The new system will be piloted at Chua Chu Kang GRC, Tanjong Pagar GRC and Yuhua SMC in the upcoming election, the ELD announced on Friday (Aug 28).
It will mean shorter waiting times for voters in those areas at polling stations, it said. Voting, however, will still be done by marking paper ballots with a pen.
People can try out the new system and provide feedback at the ELD's roadshows this weekend and on Sept 9 and 10, to be held at 11 community centres in total. ELD will also gather feedback from voters and election officials during the election.
The majority of the feedback left by visitors at the Tiong Bahru roadshow on Saturday was that e-registration was fast and convenient.
Tiong Bahru resident Lucy Lye, 62, said it was easy to use and seemed faster than the manual method of registration.
"Last time I had to wait about half an hour to vote. I tried to go early to beat the queue but many people were there too," said the retiree.
Freelance events coordinator Alvin Phay, 30, said his previous voting experience was quite quick, but added that e-registration was a timely move as "things are going digital now".
With the electronic system, election officials will no longer have to manually search for and strike off names of voters on printed copies of the polling station register. But they must still check the voter's identity against his or her identity card.
The rest of the process, such as verbal verification with the polling agents representing candidates, remains the same.

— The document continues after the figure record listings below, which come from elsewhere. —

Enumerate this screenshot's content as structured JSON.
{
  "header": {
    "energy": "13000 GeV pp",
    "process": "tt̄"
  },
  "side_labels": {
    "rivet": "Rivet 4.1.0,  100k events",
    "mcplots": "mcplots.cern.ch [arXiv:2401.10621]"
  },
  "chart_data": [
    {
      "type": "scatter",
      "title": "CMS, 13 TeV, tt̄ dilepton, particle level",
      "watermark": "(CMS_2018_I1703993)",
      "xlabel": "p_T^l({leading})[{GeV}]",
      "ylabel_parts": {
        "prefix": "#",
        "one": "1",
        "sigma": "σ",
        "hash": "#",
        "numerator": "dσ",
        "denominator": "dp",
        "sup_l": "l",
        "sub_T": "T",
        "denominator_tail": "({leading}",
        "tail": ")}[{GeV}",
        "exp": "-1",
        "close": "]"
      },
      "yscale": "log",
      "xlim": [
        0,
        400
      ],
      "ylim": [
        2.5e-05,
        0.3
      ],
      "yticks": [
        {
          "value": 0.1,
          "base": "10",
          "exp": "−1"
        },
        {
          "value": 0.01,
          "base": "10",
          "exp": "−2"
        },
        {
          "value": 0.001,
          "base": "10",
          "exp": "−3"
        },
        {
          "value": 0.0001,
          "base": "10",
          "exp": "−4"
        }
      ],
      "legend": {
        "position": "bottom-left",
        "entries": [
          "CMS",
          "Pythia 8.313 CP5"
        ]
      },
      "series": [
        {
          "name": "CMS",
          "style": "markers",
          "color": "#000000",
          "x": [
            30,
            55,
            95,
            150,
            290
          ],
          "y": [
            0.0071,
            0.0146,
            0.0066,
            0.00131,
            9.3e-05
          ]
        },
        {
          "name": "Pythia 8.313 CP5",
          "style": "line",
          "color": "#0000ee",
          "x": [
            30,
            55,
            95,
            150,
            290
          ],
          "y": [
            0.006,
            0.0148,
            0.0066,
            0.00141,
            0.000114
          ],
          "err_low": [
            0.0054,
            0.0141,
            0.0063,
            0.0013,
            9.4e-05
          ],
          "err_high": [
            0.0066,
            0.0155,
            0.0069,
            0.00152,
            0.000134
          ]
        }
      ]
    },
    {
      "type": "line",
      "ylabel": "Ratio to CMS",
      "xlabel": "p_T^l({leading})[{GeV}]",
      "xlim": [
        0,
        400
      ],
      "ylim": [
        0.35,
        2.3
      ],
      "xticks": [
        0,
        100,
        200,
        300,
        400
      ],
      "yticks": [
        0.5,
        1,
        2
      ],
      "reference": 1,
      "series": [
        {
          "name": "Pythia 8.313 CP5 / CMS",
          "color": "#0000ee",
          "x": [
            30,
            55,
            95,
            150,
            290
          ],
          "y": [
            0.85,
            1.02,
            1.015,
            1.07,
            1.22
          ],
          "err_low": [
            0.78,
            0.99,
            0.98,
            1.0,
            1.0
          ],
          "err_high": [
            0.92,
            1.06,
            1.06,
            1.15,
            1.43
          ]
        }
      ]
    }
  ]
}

If a voter who has been registered before tries to register again, the system will raise an alert.
The ELD said the new system will halve the number of election officials needed to record attendance, compared to the pen-and-paper system.
Three people have said they intend to contest the presidency next month, in the election reserved for Malay candidates - former Speaker of Parliament Halimah Yacob, and businessmen Farid Khan and Salleh Marican. Voters will go to the polls if more than one of them qualifies to run.